Mixtral 8x7B, a sparse mixture of experts model (SMoE).
The feedforward block picks from a set of 8 distinct groups of parameters.
At every layer, for every token, a router network chooses two of these groups to process the token and combine their output additively.
Mixtral is pretrained with multilingual data using a context size of 32k tokens.

Sparse Mixture of Experts

The output of the expert layer is given by

\(\sum_{i=0}^{n-1} G(x)_i \cdot E_i(x)\)

\( G(x)_i \) denotes the \(n\)-dim output of the gating network for the \(i\)-th expert.
\( E_i(x) \) is the output of the \(i\)-th expert network.
Avoid computing the outputs of experts whose gates are zero.

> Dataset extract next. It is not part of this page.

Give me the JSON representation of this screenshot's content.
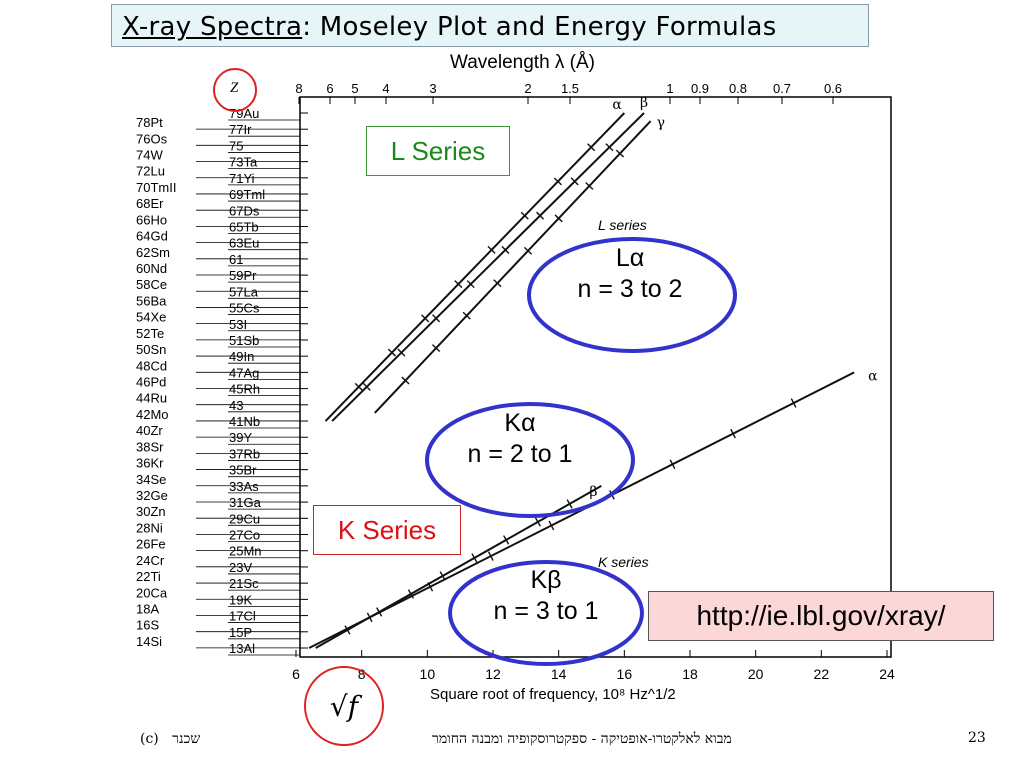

\(G(x) := \text{Softmax}(\text{TopK}(x \cdot W_g))\)

MoE Layers

The MoE layer is applied independently per token and replaces the feed-forward (FFN) sub-block of the transformer block.
Mixtral use the same SwiGLU as the expert function \(E_i(x)\) and set \(K=2\).
Each token is routed to two SwiGLU sub-blocks with different sets of weights.
The output \(y\) for an input token \( x \) is computed as:

\( y = \sum_{i=0}^{n-1} \text{Softmax}(\text{Top2}(x \cdot W_g))_i \cdot \text{SwiGLU}_i(x). \)

Mixture of Experts Layer

Mixture of Experts Architecture

MixtralSparseMoeBlock (HF)

def forward(self, hidden_states: torch.Tensor) -> torch.Tensor:
    # e.g. batch_size=4, seq_len=8, hidden_dim=16
    batch_size, seq_len, hidden_dim = hidden_states.shape

    # 所有 Batch 的每個 Token 會使用到的 Expert 不一樣
    # router_logits: (batch * sequence_length, n_experts) => (32, 4)
    hidden_states = hidden_states.view(-1, hidden_dim)
    router_logits = self.gate(hidden_states)
    routing_weights = F.softmax(router_logits, dim=1, dtype=torch.float)

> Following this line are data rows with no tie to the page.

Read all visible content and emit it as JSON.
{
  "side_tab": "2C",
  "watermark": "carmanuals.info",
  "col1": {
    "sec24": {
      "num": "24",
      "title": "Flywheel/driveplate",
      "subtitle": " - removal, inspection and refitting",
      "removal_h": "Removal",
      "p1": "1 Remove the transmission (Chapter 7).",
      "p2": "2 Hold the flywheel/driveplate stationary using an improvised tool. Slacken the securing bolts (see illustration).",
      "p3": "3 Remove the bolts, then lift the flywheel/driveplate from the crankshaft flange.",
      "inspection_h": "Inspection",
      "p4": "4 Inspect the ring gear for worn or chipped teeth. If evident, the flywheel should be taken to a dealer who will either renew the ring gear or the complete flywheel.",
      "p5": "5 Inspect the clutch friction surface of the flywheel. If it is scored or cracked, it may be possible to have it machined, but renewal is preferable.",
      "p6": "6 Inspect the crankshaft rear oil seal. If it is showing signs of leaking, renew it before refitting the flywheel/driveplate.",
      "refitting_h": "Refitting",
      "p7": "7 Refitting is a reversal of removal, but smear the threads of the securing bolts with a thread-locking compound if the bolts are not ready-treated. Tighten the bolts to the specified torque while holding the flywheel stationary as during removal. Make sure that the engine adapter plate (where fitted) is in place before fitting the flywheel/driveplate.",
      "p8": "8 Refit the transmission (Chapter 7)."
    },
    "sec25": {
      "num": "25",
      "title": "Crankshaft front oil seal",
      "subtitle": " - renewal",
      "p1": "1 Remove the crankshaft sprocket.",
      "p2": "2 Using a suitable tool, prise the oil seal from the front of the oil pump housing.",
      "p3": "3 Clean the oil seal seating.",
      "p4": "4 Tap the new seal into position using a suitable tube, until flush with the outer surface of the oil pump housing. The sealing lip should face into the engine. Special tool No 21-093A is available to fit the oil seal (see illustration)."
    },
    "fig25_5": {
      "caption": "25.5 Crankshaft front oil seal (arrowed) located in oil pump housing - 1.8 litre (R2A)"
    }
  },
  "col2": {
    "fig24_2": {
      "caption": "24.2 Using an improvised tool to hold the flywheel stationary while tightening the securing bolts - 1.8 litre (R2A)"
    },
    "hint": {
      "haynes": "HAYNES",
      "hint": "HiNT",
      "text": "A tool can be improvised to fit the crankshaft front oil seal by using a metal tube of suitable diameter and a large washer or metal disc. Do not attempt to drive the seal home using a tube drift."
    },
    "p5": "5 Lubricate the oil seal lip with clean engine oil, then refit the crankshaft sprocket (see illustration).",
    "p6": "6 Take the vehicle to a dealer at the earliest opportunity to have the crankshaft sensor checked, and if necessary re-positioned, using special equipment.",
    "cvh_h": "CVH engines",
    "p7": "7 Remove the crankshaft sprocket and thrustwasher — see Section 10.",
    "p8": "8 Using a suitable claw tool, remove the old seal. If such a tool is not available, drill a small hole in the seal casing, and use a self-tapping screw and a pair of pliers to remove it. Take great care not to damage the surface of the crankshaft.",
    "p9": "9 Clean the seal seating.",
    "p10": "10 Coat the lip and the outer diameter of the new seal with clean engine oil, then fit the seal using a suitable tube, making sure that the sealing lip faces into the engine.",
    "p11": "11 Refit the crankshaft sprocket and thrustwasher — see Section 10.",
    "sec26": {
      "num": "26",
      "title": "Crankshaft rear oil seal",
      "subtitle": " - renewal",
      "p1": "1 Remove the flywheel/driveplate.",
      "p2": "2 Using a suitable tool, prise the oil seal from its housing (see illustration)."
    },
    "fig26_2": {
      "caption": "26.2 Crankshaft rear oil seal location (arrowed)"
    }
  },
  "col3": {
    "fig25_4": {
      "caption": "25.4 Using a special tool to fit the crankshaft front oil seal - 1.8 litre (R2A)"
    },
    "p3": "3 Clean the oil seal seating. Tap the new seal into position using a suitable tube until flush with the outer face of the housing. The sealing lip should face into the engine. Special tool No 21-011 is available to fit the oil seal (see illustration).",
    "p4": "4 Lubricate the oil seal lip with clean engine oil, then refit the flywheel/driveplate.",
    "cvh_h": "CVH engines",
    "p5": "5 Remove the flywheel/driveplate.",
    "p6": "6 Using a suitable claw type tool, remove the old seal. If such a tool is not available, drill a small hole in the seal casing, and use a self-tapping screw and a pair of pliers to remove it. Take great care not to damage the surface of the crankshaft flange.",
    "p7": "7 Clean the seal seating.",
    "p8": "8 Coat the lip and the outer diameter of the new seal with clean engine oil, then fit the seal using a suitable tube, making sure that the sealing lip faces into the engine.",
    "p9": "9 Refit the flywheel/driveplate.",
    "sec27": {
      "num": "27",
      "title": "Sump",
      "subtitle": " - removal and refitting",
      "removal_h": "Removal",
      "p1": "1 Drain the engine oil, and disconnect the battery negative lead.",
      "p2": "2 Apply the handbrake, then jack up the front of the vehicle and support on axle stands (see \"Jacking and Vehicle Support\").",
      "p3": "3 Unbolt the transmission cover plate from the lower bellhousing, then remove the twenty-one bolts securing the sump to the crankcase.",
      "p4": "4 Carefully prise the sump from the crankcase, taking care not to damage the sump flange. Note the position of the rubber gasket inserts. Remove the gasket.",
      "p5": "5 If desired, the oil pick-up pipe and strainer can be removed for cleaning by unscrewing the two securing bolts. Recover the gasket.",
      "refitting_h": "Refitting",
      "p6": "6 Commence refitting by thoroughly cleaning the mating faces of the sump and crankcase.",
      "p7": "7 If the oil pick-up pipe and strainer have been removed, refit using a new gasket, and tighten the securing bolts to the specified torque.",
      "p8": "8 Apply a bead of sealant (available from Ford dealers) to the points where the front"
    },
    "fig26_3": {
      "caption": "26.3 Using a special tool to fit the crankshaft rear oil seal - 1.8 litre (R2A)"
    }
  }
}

    # 使用 `torch.topk` 選出權重最高的 K 個 Expert
    routing_weights, selected_experts = torch.topk(routing_weights, self.top_k, dim=-1)

    # 根據選出的 Expert 計算各自的權重佔比
    routing_weights /= routing_weights.sum(dim=-1, keepdim=True)

    # 預先配置輸出 Tensor
    final_hidden_states = torch.zeros((batch_size * seq_len, hidden_dim))

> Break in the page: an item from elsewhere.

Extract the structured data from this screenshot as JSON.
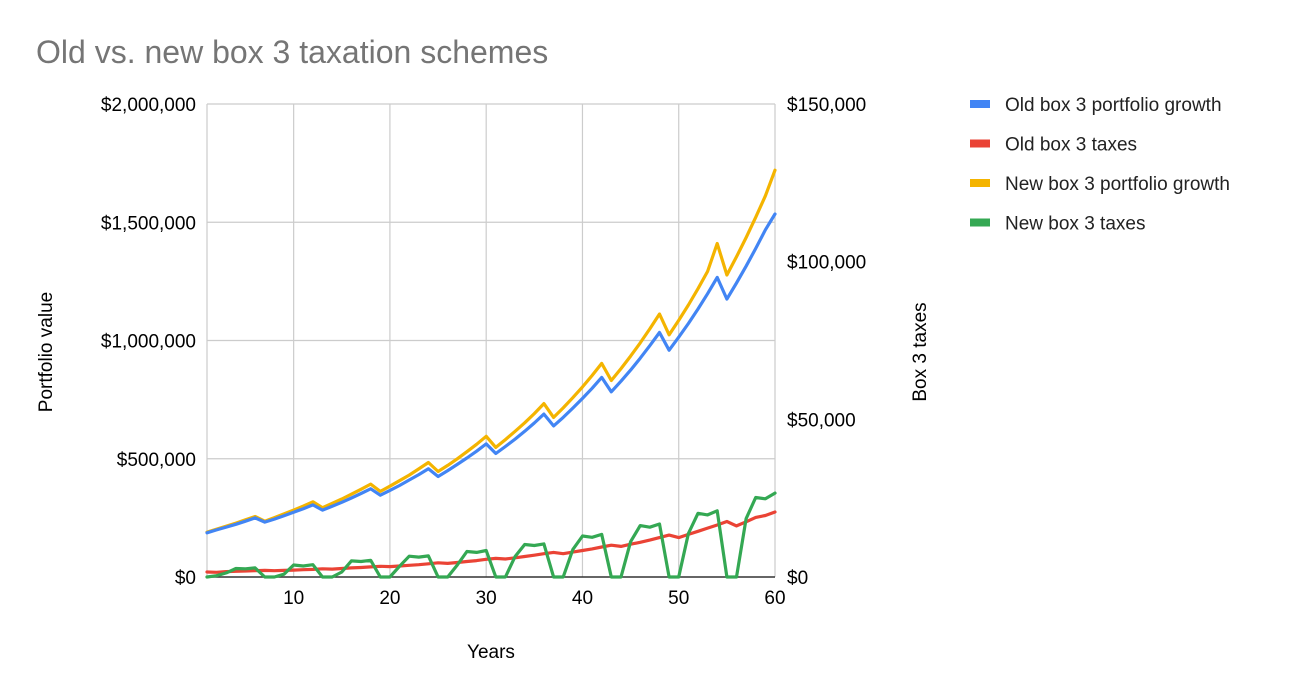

    # 使用 One-Hot Encoding 建立 Expert Mask
    # expert_mask: (32, 2, 4) => (4, 2, 32), n_tokens=32, selected_experts=2, n_experts=4
    expert_mask = torch.nn.functional.one_hot(selected_experts, num_classes=self.n_experts)
    expert_mask = expert_mask.permute(2, 1, 0)

    # 拜訪每個 Expert 計算各自需要處理的 Token
    for expert_idx in range(self.n_experts):
        expert_layer = self.experts[expert_idx]

        # top_x 為 Expert 要處理的 Token 的所在位置 Index
        # idx 代表當前 Expert 是該 Token 第幾名的 Expert
        idx, top_x = torch.where(expert_mask[expert_idx])

        # 如果此 Expert 沒有要處理的 Token 則跳過
        if top_x.shape[0] == 0:
            continue

        # 根據 top_x 將要處理的 Token 選出來
        curr_state = hidden_states[None, top_x].reshape(-1, hidden_dim)

        # 加權計算 Token 輸出
        curr_hidden_states = expert_layer(curr_state) * routing_weights[top_x, idx, None]

        # 將 Hidden States 塞回去
        final_hidden_states.index_add_(0, top_x, curr_hidden_states)

    final_hidden_states = final_hidden_states.reshape(batch_size, seq_len, hidden_dim)

    return final_hidden_states, router_logits

Sparse & Active Parameters

If one increases \(n\) while keeping \(K\) fixed, one can increase the model's parameter count while keeping its computational cost effectively constant.
The model's total parameter count (sparse) grows with \(n\).
The number of parameters used for processing an token (active) grows with \(K\).

MoE Parallelism

Can be distributed to multiple GPUs through Expert Parallelism (\(EP\)).
- Route each tokens to the corresponding GPU for processing.
\(EP\) introduces challenges in load balancing to prevent overloading individual GPUs or hitting computational bottlenecks.